Echolust was formed in 2011 in Long Beach, California. The band is a trio consisting of Philip Obando, Armond Angeles, and Tony Lee Jackson. They are a dark-wave, electronic trio that channels a mixture of bands like Orchestral Maneuvers in the Dark, Joy Division, and early New Order. Besides these influences, there are clear shoegaze elements in their compositions as well. Veldisa is their first album and it contains twelve tracks of nostalgia ridden brilliance. Now, I use the word ‘nostalgia’ here not to diminish their work but, rather, to highlight that they wear their influences on their sleeves and they do all of it well.
“For Least Resistance” begins the album with electronic beats and fuzzed out keys. The dark-wave elements kick off the album from the first note. This is the greatness of 80’s infused electronic music with touches of dark shoegaze textures and tones. “Lotus” has this great gritty tone hanging in the background with a driving beat underneath. The vocals are awash in an electronic tinged reverb while Angeles channels post-punk bass lines over insistent high-hat. The guitars are spacey and are a perfect conversation partner with the synths. “This Blurry Line” highlights an acoustic guitar type ballad with fuzzy electric guitars humming underneath the vocals. If one is a child of the 80’s, this album is a nostalgia trip and I mean that in every good sense. “Veldisa”, the title track, is a slow paced, atmospheric song with floating drones, shoegaze guitars, and a heartbeat like bass. Jackson really displays wonderfully reserved, soaring guitar work. Obando also shines here, with vulnerable and subtle vocals.

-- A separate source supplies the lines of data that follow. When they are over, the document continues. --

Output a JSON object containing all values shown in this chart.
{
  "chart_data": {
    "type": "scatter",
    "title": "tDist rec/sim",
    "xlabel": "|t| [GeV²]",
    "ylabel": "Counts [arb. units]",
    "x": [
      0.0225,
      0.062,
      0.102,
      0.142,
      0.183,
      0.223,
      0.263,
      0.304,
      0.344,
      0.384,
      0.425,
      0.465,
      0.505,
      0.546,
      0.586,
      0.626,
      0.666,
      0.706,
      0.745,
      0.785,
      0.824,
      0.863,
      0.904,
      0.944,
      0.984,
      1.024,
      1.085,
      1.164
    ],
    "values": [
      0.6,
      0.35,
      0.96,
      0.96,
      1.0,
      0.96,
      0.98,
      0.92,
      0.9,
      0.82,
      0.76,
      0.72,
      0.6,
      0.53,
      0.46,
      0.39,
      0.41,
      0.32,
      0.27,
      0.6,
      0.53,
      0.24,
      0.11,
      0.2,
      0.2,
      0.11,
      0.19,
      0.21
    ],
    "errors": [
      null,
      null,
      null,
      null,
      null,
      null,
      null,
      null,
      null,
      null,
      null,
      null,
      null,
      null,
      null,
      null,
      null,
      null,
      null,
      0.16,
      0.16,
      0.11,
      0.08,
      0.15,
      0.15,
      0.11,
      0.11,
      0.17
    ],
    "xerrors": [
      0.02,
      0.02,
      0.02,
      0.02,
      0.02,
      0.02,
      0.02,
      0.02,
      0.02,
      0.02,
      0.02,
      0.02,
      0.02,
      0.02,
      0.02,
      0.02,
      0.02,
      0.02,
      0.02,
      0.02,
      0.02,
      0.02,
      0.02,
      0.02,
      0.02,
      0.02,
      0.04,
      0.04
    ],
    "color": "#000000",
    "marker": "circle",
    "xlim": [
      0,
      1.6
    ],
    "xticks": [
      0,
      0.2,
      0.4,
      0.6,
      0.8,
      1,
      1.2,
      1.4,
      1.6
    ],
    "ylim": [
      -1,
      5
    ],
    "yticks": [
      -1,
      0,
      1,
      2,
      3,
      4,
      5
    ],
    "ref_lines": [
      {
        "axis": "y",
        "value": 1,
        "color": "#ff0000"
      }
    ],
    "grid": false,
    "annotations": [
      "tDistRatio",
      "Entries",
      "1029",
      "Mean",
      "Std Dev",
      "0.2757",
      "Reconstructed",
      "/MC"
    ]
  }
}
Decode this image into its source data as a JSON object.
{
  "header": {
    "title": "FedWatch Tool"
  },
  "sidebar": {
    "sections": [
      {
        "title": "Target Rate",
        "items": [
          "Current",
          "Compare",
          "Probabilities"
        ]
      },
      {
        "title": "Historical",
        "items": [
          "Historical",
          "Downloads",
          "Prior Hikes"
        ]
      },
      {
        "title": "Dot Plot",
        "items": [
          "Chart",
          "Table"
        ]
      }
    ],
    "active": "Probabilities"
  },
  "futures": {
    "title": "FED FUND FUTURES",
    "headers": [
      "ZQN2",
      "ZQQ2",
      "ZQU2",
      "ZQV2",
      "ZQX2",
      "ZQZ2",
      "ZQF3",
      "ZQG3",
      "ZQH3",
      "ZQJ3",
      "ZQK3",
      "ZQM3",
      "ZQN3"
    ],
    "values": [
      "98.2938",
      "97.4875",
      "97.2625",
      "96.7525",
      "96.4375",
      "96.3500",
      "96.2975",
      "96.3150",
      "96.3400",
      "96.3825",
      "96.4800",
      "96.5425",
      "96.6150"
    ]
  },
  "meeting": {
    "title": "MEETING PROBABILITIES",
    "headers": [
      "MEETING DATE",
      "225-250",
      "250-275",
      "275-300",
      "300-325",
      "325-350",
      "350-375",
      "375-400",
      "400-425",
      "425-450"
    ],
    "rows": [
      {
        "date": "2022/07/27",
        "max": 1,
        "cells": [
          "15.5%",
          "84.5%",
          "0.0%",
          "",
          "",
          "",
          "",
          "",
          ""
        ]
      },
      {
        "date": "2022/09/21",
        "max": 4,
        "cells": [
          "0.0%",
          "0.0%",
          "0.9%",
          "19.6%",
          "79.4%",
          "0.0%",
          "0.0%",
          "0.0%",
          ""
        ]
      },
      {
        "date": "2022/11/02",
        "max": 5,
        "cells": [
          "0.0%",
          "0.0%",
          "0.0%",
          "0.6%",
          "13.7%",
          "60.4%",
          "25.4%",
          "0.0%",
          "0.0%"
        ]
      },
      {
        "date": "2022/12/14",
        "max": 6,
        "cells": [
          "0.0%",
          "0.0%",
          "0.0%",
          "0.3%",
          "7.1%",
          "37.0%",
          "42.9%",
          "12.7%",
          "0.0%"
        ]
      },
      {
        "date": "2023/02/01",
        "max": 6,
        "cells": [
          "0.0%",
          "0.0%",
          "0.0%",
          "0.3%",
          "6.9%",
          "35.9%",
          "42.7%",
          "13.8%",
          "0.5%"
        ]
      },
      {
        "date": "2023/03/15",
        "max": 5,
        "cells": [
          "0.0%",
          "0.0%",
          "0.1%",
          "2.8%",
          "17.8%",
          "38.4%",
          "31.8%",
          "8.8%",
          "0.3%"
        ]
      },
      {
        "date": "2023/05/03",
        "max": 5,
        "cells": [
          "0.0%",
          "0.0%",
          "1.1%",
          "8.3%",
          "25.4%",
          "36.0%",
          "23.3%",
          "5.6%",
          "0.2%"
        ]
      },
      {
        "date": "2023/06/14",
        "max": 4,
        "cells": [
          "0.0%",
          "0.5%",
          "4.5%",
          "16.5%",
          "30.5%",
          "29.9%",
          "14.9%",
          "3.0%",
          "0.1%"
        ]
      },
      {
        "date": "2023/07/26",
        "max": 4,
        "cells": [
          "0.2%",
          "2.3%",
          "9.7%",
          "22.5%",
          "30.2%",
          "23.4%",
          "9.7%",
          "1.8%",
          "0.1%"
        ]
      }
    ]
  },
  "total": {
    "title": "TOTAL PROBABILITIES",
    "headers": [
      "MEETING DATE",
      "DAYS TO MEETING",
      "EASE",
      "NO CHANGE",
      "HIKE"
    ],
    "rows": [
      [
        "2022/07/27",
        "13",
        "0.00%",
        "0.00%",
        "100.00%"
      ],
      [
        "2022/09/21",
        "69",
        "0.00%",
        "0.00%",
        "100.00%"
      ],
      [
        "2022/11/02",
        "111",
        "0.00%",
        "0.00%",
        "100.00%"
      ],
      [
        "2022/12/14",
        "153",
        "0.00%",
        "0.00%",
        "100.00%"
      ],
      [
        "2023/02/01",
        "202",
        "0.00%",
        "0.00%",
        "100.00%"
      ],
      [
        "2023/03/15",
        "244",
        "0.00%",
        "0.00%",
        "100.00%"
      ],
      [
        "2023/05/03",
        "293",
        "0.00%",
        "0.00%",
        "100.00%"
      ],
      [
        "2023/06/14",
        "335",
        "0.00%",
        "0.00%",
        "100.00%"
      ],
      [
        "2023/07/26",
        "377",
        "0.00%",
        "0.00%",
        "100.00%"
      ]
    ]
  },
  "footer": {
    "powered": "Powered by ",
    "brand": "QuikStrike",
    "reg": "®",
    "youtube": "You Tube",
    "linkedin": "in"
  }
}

“Velvet Holiday” is aggressive and pounding with a rather juxtaposed ghostly vocal. It’s a post-punk tour-de-force with glistening guitars and driving bass. “Cherry Dancer” has larger walls of sound and channels a shoegaze feel. This is definitely my favorite track on the album and it really showcases Obando’s ethereal side with an incredible Hooky style bass line. “1799” is a New Orderesque danceable track with a tinge of darkness. The synths take center stage here with fuzzed out tones and electric drums thumping the snare. “Doublespeak” rings into the speakers with feedback wailing ominously. Echolust plays with lower tones in the percussion work, subduing the more prominent snare and high-hat that is prominent on the album. “Doublespeak” is the longest song on the album but would make a great single despite its length.
“Décor Blonde” slows the pace down, with plodding percussion and walls of sound that come in and out of the mix. Obando is almost talking to the listener with a laidback ease. I could see this track appearing in one of the darker moments of a John Hughes film, and I mean that as a huge compliment. “Electric” evokes a dystopian sci-fi film filled with all the dark corners of electronic malaise. “Electric obsession/red light accumulation/sex filter inside us” sings Obando. “Dark Haired Girl” flips the script and is a lighthearted piece with an upbeat tempo and bright tones and chord choices. “Zombie Birds” ends the album on a melancholier note, reflecting the overall feel of the album. Synths rumble throughout the track in a light, electronic fuzz-tone with guitars and bass playing underneath. “Zombie Birds” is a perfect conclusion to this album, wrapping up the dark-wave journey nicely.
Veldisa introduces the world to Echolust’s sound and vision. It’s a great debut record for this dark-wave trio, rich with heavy influences from early darkwave bands which peak the nostalgia meter. I am looking forward to seeing what they come up with next as they progress and solidify their sound.